Re: Formatting Curmudgeons WAS: MMAP Buffers - Mailing list pgsql-hackers

From Christopher Browne
Subject Re: Formatting Curmudgeons WAS: MMAP Buffers
Date
Msg-id BANLkTimrVC-Aqh4nVoSMyE+LojS3oN3M2g@mail.gmail.com
Whole thread Raw
In response to Re: Formatting Curmudgeons WAS: MMAP Buffers  (Robert Haas <robertmhaas@gmail.com>)
List pgsql-hackers
On Thu, Apr 21, 2011 at 11:05 AM, Robert Haas <robertmhaas@gmail.com> wrote:
> I agree.  I am in favor of a shorter release cycle.  But I think that
> a shorter release cycle won't work well if there is still four month
> long integration period at the end of each series of CommitFests.  The
> problem is a bit circular here: because release cycles are long,
> people really, really want to slip as much as possible in at the end.
> But being under time pressure to get things committed results in a
> higher bug count, which means more things that have to be fixed after
> feature freeze, which translates into a long release cycle.

If we somehow were able to come up with a 6 week release cycle, we'd
still have the problem that there are features that take more than 6
weeks to integrate into a release.  (HOT and SyncRep, I'm looking at
you!) Any such larger features would "blow this up," quite forcibly.

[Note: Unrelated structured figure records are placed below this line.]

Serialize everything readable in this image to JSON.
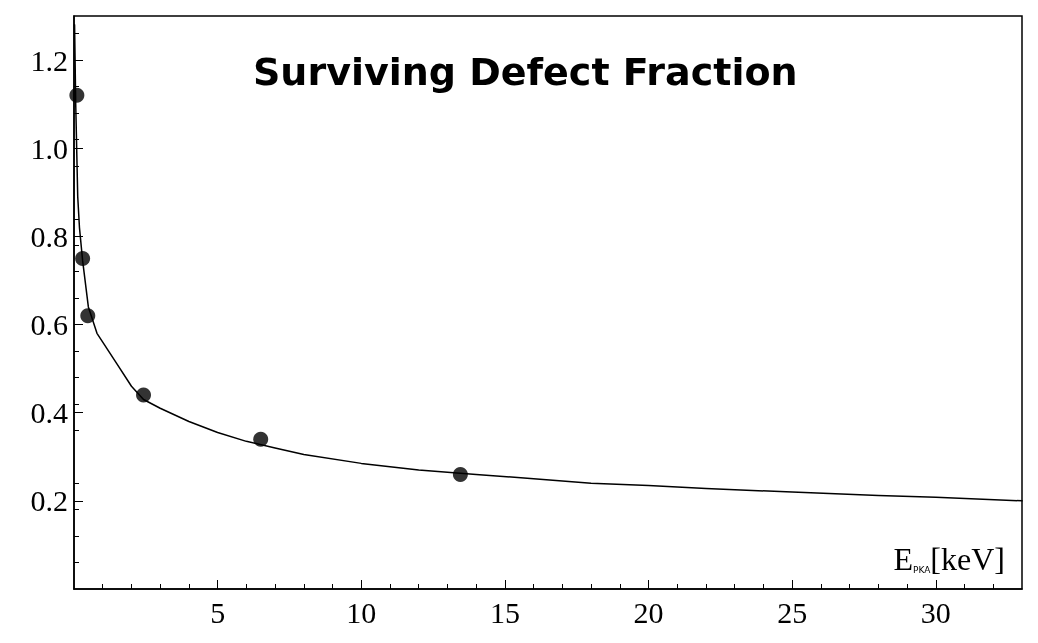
{
  "chart_data": {
    "type": "scatter",
    "title": "Surviving Defect Fraction",
    "xlabel": "E$_{PKA}$[keV]",
    "xlim": [
      0,
      33
    ],
    "xticks": [
      5,
      10,
      15,
      20,
      25,
      30
    ],
    "ylim": [
      0,
      1.3
    ],
    "yticks": [
      0.2,
      0.4,
      0.6,
      {
        "value": 1,
        "label": "1.0"
      },
      0.8,
      1.2
    ],
    "series": [
      {
        "color": "#000000",
        "marker": "circle",
        "x": [
          0.1,
          0.3,
          0.48,
          2.42,
          6.5,
          13.45
        ],
        "values": [
          1.12,
          0.75,
          0.62,
          0.44,
          0.34,
          0.26
        ]
      },
      {
        "type": "line",
        "color": "#000000",
        "marker": "none",
        "line_style": "solid",
        "x": [
          0.02,
          0.06,
          0.13,
          0.19,
          0.3,
          0.5,
          0.8,
          1,
          1.5,
          2,
          2.42,
          3,
          4,
          5,
          6,
          7,
          8,
          10,
          12,
          14,
          16,
          18,
          20,
          22,
          25,
          28,
          30,
          33
        ],
        "values": [
          1.28,
          1.1,
          0.89,
          0.82,
          0.745,
          0.64,
          0.58,
          0.56,
          0.51,
          0.46,
          0.43,
          0.41,
          0.38,
          0.355,
          0.335,
          0.32,
          0.305,
          0.285,
          0.27,
          0.26,
          0.25,
          0.24,
          0.235,
          0.228,
          0.22,
          0.212,
          0.208,
          0.2
        ]
      }
    ]
  }
}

I don't think our release cycle is vastly too long; it takes enough
time to plan upgrades for systems that my colleagues at Afilias aren't
keen on using every PG release in production that comes out as it
stands now.

Peter Eisentraut points out that with the way things are, now,  "...
you are left with all of about 20 days per year for discussion,
collaborative planning and coding.  Which is obviously silly, which is
why the process breaks down."

I think the CommitFests have been a *super* tool for addressing such
problems as:
- patches getting lost
- getting review effort put onto the easier patches

But they aren't the only thing we conceptually need to have.  For
tougher features, they're not great.  And they're completely useless
at addressing discussions surrounding things we know we want done, but
don't have a strategy for yet.  Those things aren't "patches", there's
nothing yet to commit.

My sense is that something else is needed as a process to help with
those "nebulous large changes."  I'm not sure quite what it looks
like.  Maybe there's some tooling that would be helpful, but we really
need some experimentation to figure out what the process should look
like.
--
When confronted by a difficult problem, solve it by reducing it to the
question, "How would the Lone Ranger handle this?"